Prolonged therapeutic hypothermia does not adversely impact neuroplasticity after global ischemia in rats.

Hypothermia improves clinical outcome after cardiac arrest in adults. Animal data show that a day or more of cooling optimally reduces edema and tissue injury after cerebral ischemia, especially after longer intervention delays. Lengthy treatments, however, may inhibit repair processes (e.g., synaptogenesis). Thus, we evaluated whether unilateral brain hypothermia (∼33°C) affects neuroplasticity in the rat 2-vessel occlusion model. In the first experiment, we cooled starting 1 hour after ischemia for 2, 4, or 7 days. Another group was cooled for 2 days starting 48 hours after ischemia. One group remained normothermic throughout. All hypothermia treatments started 1 hour after ischemia equally reduced hippocampal CA1 injury in the cooled hemisphere compared with the normothermic side and the normothermic group. Cooling only on days 3 and 4 was not beneficial. Importantly, no treatment influenced neurogenesis (Ki67/Doublecortin (DCX) staining), synapse formation (synaptophysin), or brain-derived neurotropic factor (BDNF) immunohistochemistry. A second experiment confirmed that BDNF levels (ELISA) were equivalent in normothermic and 7-day cooled rats. Last, we measured zinc (Zn), which is important in plasticity, with X-ray fluorescence imaging in normothermic and 7-day cooled rats. Hypothermia did not alter the postischemic distribution of Zn within the hippocampus. In summary, cooling significantly mitigates injury without compromising neuroplasticity.

Prolonged hypothermia in rat: a safety study using brain-selective and systemic treatments.

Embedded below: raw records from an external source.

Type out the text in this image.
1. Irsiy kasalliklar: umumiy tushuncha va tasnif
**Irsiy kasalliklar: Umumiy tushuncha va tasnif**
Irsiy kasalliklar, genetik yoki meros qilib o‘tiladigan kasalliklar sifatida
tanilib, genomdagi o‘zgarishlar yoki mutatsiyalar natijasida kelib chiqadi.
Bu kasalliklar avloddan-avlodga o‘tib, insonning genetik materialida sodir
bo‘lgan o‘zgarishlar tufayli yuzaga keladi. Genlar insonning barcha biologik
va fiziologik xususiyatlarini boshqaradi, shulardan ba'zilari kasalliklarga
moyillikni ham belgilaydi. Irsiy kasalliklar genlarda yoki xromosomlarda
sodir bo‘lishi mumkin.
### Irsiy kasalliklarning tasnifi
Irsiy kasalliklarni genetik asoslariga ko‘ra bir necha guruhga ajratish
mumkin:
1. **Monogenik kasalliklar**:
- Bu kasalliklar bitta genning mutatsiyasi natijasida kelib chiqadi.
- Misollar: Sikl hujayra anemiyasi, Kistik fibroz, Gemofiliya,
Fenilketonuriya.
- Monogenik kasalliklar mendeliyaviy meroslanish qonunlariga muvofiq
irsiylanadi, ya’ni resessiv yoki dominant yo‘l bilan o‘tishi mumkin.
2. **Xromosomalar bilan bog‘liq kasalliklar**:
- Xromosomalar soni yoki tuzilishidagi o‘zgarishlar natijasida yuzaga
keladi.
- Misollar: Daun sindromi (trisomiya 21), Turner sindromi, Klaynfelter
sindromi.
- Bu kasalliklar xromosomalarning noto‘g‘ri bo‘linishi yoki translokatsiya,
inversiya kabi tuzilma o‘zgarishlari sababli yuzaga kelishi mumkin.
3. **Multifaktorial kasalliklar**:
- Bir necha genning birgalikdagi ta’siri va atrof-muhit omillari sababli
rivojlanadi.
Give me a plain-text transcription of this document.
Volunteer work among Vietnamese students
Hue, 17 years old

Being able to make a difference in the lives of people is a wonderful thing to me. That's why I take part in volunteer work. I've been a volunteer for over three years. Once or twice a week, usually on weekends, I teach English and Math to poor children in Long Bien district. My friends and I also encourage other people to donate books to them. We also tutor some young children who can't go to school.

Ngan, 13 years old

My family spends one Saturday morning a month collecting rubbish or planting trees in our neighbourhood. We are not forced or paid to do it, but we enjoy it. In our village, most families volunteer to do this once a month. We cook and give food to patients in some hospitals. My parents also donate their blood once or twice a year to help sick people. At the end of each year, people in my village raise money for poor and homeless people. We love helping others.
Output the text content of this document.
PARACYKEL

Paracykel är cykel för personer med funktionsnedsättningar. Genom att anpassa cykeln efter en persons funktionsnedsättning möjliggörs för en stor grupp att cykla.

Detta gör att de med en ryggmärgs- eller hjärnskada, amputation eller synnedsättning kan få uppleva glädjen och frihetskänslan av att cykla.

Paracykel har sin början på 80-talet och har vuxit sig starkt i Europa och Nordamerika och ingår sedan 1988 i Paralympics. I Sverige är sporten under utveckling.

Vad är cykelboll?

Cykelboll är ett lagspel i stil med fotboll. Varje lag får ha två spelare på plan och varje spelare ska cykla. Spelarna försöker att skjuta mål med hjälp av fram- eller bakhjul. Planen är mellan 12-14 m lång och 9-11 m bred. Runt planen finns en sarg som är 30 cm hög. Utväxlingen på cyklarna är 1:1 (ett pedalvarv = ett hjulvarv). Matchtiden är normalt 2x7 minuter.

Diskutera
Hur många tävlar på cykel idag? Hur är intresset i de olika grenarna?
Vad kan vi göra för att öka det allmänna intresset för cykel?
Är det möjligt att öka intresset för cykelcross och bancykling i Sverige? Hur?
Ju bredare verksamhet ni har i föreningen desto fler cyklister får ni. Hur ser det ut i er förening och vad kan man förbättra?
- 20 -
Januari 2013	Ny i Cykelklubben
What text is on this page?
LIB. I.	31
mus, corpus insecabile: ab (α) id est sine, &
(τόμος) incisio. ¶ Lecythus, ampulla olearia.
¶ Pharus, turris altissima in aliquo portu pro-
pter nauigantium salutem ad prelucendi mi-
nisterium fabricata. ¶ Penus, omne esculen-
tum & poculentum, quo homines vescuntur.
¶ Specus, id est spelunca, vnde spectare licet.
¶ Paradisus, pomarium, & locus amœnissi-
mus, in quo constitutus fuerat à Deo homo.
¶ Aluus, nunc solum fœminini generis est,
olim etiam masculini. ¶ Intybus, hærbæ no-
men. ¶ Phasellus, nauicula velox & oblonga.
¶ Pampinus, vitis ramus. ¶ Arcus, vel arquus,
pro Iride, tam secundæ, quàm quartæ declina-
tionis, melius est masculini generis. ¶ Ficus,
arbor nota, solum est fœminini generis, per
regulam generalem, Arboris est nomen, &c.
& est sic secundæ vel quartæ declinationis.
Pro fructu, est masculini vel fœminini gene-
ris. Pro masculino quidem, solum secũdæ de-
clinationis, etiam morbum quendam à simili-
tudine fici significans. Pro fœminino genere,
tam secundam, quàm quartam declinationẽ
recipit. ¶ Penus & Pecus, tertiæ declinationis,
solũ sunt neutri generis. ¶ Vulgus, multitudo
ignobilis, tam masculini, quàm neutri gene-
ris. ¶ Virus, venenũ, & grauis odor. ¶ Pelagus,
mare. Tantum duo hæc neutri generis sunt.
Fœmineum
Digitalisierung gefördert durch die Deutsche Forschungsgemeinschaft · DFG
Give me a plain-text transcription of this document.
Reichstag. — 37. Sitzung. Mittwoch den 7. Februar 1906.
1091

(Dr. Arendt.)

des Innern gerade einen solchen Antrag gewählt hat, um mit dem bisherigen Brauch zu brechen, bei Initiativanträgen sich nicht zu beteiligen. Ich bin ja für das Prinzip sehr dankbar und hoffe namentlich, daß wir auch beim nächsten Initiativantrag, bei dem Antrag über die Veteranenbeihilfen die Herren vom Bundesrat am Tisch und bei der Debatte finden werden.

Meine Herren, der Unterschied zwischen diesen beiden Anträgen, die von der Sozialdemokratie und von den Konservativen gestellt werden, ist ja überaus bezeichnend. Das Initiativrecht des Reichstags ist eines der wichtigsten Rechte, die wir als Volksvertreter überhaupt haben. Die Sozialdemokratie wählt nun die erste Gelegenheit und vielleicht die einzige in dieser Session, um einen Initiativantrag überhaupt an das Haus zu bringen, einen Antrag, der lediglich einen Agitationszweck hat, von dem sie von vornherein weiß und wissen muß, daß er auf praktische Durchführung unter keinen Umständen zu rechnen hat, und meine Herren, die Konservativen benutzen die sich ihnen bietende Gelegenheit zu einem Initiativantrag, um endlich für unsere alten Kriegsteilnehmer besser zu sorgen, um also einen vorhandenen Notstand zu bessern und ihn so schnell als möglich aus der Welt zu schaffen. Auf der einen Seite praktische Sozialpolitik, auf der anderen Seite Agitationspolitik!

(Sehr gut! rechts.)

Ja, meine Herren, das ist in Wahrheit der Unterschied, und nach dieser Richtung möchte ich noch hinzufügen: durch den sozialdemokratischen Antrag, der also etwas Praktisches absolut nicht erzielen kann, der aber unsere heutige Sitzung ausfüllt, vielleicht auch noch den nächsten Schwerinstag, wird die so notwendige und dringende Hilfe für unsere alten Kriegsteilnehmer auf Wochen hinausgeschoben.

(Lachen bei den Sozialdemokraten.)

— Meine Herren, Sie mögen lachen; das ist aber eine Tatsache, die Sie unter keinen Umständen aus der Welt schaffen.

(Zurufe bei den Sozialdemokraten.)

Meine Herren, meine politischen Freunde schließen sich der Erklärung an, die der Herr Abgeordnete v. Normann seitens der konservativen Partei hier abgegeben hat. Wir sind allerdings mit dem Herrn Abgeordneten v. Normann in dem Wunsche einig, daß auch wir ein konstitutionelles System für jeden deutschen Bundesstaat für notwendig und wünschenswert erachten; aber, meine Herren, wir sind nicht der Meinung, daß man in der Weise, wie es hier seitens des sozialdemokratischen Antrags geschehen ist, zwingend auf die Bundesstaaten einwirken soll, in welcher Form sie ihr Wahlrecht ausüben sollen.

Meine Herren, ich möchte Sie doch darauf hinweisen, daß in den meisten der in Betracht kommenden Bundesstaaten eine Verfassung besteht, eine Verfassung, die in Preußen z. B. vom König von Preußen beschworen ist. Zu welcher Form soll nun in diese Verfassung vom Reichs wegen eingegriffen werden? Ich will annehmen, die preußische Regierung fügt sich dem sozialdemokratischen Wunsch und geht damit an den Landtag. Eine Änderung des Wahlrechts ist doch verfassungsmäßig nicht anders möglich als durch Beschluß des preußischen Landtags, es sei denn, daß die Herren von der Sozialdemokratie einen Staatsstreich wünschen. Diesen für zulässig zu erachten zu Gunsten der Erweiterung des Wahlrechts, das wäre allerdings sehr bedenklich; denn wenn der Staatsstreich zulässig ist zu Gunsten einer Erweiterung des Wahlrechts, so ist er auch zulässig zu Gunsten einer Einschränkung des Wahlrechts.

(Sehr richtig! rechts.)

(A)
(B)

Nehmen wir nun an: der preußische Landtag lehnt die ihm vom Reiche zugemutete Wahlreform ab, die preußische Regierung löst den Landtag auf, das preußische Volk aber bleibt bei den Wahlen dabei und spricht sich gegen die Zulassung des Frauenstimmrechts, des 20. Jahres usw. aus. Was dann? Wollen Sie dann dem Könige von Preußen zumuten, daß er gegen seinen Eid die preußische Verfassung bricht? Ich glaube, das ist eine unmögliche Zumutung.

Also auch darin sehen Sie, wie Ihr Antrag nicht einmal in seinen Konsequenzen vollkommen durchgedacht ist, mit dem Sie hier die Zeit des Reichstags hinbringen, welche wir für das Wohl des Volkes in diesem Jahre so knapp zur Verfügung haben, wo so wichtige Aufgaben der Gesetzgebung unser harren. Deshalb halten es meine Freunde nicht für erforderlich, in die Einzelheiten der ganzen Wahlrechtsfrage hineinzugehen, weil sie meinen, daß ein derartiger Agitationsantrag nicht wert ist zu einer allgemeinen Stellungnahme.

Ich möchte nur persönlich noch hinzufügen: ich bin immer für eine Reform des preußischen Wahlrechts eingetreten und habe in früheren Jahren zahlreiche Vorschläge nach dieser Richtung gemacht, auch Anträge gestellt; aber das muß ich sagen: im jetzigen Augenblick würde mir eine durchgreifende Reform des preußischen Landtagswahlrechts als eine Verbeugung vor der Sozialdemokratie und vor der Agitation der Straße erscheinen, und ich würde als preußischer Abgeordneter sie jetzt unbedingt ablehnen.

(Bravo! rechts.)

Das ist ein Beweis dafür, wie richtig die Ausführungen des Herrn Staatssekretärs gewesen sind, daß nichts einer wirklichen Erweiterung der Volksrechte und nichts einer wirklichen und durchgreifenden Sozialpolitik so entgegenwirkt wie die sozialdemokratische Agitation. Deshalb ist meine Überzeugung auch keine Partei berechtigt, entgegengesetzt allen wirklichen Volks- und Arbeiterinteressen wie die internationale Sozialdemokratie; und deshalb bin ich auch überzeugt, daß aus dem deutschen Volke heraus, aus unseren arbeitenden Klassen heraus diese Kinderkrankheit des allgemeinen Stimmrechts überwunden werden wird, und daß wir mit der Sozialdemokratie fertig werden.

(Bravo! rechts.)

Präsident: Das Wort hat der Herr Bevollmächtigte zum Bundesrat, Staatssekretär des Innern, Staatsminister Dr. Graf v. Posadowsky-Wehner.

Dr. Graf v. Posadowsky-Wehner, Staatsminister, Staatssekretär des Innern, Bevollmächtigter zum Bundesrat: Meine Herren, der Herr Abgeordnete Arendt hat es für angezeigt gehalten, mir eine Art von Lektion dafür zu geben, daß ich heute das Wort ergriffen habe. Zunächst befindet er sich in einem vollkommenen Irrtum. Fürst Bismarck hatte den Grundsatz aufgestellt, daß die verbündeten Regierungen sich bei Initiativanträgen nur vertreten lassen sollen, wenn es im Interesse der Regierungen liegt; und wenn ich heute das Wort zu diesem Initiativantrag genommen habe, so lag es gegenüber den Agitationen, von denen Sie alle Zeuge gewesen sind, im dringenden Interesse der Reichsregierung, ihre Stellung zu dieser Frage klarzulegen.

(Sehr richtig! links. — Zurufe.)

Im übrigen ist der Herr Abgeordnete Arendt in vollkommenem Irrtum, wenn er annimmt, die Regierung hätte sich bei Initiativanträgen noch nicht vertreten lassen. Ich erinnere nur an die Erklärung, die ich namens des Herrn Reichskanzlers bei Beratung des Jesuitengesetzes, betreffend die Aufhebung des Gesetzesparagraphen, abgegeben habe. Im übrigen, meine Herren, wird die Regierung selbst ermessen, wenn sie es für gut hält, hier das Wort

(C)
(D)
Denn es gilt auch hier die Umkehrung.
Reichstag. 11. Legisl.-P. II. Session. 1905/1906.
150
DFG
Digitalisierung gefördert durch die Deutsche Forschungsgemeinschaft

Hypothermia is an effective neuroprotectant for cardiac arrest and perinatal ischemic injury. Hypothermia also improves outcome after traumatic brain injury and stroke. Although the ideal treatment parameters (duration, delay, and depth) are not fully delineated, prolonged cooling is usually more effective than shorter periods. There is the concern that extended cooling may be hazardous to brain plasticity and cause damage. In order to evaluate this possibility, we assessed the effects of 3 days of systemic hypothermia (32°C) in rats subjected to a sham stroke surgery. There were no detrimental behavioral effects or signs of brain damage. As even longer cooling may be needed in some patients, we cooled (∼32°C) the right hemisphere of rats for 3 or 21 days. Physiological variables, functional outcome, and measures of cell injury were examined. Focal brain cooling for 21 days modestly decreased heart rate, blood pressure, and core temperature. However, focal hypothermia did not affect subsequent behavior (e.g., spontaneous limb usage), cell morphology (e.g., dendritic arborization, ultrastructure), or cause cell death. In conclusion, prolonged mild hypothermia did not harm the brain of normal animals. Further research is now needed to evaluate whether such treatments affect plasticity after brain injury.